Nul poème achevé, nulle douce amoureuse 
Ne remplira jamais de somnolence heureuse 
Mon cœur que rien n'apaise et que rien n'assouvit. 
Car après tous mes vers et toutes mes étreintes, 
Indicible et profond, dans mon Âme survit 
Le Regret des Désirs morts et des Soifs éteintes.

                                                       Rêves et désirs

 

 

Réminiscences épiques


Je préfère aux beautés des Artémis divines 
Le corps mièvre et danseur des filles de Paris ; 
J'aime les yeux rieurs et les voilettes fines, 
Les contours estompés par la poudre de riz.

J'aime l'ambre et le musc plus que l'antique myrrhe ; 
Pour moi, la nudité des nymphes ne vaut pas 
Une robe moulant un beau corps, et j'admire 
Les chers souliers nerveux qui font de petits pas.

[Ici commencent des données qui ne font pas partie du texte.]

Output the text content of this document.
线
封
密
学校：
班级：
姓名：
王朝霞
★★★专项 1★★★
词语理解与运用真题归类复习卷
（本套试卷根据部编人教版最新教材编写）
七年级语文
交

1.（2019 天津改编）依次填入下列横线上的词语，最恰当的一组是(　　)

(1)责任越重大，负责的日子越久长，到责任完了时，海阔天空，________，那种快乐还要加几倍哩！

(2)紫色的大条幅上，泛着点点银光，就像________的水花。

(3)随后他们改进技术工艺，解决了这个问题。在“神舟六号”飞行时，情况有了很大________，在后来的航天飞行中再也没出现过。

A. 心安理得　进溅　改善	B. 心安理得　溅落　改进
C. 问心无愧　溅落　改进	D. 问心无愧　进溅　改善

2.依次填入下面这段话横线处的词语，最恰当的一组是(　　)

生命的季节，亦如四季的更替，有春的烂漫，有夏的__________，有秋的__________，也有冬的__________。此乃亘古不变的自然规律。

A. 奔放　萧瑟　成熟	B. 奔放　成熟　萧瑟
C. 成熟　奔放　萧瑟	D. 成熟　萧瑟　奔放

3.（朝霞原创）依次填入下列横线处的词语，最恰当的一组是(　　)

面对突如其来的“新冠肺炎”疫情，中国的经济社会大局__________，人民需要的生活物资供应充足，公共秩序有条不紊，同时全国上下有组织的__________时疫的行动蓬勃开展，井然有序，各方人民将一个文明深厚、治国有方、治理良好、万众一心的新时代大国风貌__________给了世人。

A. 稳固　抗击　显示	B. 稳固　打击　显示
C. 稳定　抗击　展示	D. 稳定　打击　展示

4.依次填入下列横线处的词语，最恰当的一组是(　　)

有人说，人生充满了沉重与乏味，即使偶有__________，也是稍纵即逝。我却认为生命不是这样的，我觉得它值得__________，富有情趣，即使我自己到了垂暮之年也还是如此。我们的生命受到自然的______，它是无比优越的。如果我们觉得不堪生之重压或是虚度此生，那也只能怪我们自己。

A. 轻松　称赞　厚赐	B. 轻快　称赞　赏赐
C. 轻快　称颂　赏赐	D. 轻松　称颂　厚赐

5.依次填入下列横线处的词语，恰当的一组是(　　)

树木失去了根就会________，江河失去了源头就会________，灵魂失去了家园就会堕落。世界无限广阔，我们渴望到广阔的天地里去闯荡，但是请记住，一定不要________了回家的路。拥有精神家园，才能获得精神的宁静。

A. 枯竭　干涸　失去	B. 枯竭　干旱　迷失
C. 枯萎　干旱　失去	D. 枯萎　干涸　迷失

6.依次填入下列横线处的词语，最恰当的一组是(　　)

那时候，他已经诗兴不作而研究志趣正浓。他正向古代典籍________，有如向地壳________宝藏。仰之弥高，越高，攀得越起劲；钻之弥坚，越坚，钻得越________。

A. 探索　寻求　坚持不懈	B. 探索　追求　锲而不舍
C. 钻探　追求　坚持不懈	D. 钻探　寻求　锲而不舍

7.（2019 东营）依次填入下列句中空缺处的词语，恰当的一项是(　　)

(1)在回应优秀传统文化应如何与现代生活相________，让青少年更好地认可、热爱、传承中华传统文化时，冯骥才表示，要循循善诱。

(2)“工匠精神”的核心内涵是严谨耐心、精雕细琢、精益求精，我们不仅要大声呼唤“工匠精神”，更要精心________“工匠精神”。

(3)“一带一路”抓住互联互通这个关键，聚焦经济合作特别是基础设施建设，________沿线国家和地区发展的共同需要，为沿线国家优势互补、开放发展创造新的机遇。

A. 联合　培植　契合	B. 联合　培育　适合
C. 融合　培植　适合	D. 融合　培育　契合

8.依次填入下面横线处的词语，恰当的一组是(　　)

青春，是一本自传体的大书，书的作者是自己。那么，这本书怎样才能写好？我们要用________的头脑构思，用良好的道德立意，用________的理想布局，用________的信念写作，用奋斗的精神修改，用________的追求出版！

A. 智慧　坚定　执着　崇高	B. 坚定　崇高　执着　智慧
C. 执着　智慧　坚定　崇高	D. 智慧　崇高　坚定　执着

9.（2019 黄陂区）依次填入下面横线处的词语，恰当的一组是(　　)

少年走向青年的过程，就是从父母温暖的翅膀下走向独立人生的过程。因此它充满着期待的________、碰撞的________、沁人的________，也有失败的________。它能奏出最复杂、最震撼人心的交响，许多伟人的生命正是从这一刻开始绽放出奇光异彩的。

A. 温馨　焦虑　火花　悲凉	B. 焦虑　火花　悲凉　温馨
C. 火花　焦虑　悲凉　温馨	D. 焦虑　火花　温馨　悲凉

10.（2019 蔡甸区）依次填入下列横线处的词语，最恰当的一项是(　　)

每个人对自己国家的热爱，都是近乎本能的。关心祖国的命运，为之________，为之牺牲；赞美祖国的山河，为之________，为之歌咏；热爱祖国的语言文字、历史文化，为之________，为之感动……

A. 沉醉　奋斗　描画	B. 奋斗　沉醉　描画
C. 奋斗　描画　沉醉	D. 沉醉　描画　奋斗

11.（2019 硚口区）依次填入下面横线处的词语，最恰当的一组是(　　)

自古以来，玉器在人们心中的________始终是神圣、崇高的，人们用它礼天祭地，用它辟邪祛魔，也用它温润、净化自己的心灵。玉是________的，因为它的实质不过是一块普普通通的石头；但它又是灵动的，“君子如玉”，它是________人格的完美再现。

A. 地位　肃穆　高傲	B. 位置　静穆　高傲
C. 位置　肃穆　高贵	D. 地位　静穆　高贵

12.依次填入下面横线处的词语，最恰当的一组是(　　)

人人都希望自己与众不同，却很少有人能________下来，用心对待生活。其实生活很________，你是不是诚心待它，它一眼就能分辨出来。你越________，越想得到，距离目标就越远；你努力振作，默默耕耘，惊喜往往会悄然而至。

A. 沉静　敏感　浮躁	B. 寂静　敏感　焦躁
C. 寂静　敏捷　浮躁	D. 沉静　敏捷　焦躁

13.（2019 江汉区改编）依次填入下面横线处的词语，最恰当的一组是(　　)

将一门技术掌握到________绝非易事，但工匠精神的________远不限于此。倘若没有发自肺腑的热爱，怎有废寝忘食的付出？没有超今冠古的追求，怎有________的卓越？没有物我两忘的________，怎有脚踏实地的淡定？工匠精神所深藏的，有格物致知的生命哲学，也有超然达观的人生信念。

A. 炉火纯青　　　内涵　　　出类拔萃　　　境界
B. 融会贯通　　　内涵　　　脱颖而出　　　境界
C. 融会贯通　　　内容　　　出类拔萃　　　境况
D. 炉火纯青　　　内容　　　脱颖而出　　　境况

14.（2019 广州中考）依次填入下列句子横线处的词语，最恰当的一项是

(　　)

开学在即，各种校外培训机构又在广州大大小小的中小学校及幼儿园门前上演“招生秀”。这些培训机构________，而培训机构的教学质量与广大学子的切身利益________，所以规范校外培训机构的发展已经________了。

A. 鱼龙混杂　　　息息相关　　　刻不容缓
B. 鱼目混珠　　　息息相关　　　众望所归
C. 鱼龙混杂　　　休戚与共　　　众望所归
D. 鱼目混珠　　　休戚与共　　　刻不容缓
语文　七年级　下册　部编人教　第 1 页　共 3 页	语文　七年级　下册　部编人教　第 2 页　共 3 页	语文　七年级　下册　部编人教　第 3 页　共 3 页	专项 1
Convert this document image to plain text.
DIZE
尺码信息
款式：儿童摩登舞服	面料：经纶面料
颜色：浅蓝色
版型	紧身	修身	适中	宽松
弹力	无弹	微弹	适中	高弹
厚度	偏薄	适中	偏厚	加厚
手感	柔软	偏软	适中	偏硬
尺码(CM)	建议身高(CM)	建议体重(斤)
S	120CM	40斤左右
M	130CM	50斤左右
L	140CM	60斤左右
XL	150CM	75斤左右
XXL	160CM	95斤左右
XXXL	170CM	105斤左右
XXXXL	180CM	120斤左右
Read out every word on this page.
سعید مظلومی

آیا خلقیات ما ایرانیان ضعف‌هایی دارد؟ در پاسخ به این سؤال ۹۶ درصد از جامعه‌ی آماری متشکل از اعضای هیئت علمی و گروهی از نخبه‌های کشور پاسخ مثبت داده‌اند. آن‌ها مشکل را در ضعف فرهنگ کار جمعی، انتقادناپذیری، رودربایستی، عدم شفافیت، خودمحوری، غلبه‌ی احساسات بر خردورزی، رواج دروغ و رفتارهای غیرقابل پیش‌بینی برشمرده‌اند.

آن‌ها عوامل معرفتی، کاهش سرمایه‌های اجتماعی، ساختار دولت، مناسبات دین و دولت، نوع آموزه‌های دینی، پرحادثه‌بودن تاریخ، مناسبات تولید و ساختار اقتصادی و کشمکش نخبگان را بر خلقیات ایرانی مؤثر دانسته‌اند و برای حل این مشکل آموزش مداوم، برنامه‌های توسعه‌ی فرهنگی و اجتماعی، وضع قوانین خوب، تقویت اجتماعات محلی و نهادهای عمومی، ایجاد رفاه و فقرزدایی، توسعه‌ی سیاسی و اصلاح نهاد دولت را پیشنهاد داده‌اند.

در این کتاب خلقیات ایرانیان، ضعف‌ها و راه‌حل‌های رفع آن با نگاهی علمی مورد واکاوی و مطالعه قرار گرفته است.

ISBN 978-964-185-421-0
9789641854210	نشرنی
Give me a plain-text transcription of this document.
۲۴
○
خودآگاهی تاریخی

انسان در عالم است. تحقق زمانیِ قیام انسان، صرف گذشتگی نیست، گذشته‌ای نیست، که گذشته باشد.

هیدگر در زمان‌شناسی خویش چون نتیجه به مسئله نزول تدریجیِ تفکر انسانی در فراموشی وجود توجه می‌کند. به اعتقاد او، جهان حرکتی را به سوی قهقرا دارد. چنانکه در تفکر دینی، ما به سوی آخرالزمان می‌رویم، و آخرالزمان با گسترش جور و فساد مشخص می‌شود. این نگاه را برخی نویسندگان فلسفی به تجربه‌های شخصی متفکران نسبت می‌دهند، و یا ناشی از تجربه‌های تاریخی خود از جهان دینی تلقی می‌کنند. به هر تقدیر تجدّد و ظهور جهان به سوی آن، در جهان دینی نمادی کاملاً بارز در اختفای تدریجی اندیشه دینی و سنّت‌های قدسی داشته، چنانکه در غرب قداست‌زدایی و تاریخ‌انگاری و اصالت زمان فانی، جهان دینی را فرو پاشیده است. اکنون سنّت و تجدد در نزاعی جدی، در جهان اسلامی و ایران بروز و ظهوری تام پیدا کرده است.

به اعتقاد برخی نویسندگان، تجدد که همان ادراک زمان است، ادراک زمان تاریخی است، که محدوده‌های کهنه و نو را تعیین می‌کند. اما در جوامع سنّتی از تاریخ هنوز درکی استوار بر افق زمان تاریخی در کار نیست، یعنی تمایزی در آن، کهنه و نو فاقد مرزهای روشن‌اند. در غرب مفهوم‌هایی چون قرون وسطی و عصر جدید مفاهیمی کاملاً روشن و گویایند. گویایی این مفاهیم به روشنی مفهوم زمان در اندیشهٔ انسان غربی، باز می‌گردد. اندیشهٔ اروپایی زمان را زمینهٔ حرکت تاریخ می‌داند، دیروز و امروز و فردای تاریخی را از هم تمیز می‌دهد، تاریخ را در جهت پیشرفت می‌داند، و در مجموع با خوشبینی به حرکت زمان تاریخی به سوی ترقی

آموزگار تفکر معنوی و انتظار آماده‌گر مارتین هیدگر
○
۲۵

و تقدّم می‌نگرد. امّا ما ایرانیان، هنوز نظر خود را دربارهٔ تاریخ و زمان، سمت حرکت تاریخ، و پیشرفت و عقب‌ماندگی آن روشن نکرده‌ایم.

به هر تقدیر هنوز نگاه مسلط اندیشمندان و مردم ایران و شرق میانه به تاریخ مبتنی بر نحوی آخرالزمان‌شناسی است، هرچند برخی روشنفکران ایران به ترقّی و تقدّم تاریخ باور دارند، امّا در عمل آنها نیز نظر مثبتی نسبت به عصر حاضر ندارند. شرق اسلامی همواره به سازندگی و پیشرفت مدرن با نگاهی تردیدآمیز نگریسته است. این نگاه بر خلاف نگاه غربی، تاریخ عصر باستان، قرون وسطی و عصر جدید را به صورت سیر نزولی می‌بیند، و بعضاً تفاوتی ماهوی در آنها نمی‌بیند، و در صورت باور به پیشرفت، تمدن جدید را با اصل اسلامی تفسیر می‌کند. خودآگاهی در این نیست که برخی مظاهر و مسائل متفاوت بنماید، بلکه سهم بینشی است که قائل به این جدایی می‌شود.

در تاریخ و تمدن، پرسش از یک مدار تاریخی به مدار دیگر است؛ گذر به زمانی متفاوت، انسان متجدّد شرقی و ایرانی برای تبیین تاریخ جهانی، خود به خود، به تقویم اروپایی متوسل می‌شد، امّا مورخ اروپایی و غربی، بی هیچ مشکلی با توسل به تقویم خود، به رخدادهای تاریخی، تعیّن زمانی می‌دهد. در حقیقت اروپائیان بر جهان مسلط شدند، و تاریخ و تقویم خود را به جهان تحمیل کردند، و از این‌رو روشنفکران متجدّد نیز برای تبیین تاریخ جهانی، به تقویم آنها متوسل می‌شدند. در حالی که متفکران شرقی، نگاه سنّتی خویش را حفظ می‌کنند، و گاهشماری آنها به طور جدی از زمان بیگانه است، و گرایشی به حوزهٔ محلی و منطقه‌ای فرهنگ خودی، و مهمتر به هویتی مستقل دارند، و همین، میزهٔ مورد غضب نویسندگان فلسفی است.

Et comme les froufrous des vêtements de femmes, 
Comme l'odeur des fleurs mortes entre les seins, 
J'aime tous les petits frissons des frêles âmes 
Et le subtil parfum des poèmes malsains.


 

Dimanches parisiens

 

Sous le ciel gris lavé d'opale 
Et qu'un soleil aux rayons lents 
Poudre d'or vaporeux et pâle,
Elles vont à pas nonchalants ;

Roses de froid sous les voilettes 
Elles passent, laissant dans l'air 
Une senteur de violettes
Mourantes, et de blonde chair.

Elles ne vont ni vers l'église 
Où, sur les mystiques autels, 
L'encens qui monte symbolise 
L'élan des esprits immortels ;

Ni vers les discrètes alcôves 
Où le mousseux déroulement 
Des rideaux jusqu'aux tapis fauves 
Ruisselle langoureusement.

Sur les promenades banales 
Elles vont montrer leurs velours 
Et les richesses hivernales 
Des manteaux orgueilleux et lourds.

Elles passent, frêles poupées 
Aux yeux cruellement sereins, 
Adorablement occupées 
À bien cambrer leurs souples reins,

À faire entrevoir leur chair d'ambre 
Et leurs cheveux d'or blond ou roux, 
Et, sur le verglas de Décembre, 
Leur robe a de royaux froufrous.

Mais le long dimanche, plus triste 
Que les plus monotones nuits, 
Dans leurs yeux de froide améthyste 
A mis la fièvre des ennuis.

 

Ô Promeneuses des jours blêmes 
D'hiver et des dimanches longs, 
Nous, les chiffonneurs de poèmes, 
Mignonnes, nous vous ressemblons,

Et, sans Amour et sans Prières, 
Nous allons montrer, indolents, 
Notre manteau de Rimes fières 
Qui fait des froufrous insolents.

Mais un Ennui vague ensommeille 
Notre marche lente à travers 
Une vie égale, et pareille 
Aux dimanches gris des hivers.

 


Clair de lune mystique

 

Ce soir, au fond d'un ciel uniforme d'automne, 
La lune est toute seule ainsi qu'un bâtiment 
Perdu sur les déserts marins, et lentement 
Vogue dans l'infini de la nuit monotone.

Ce n'est pas la clarté des monotones nuits 
Brillantes d'or fluide et de brume opaline ; 
Mais le ciel gris est plein de tristesse câline 
Ineffablement douce aux cœurs chargés d'ennuis.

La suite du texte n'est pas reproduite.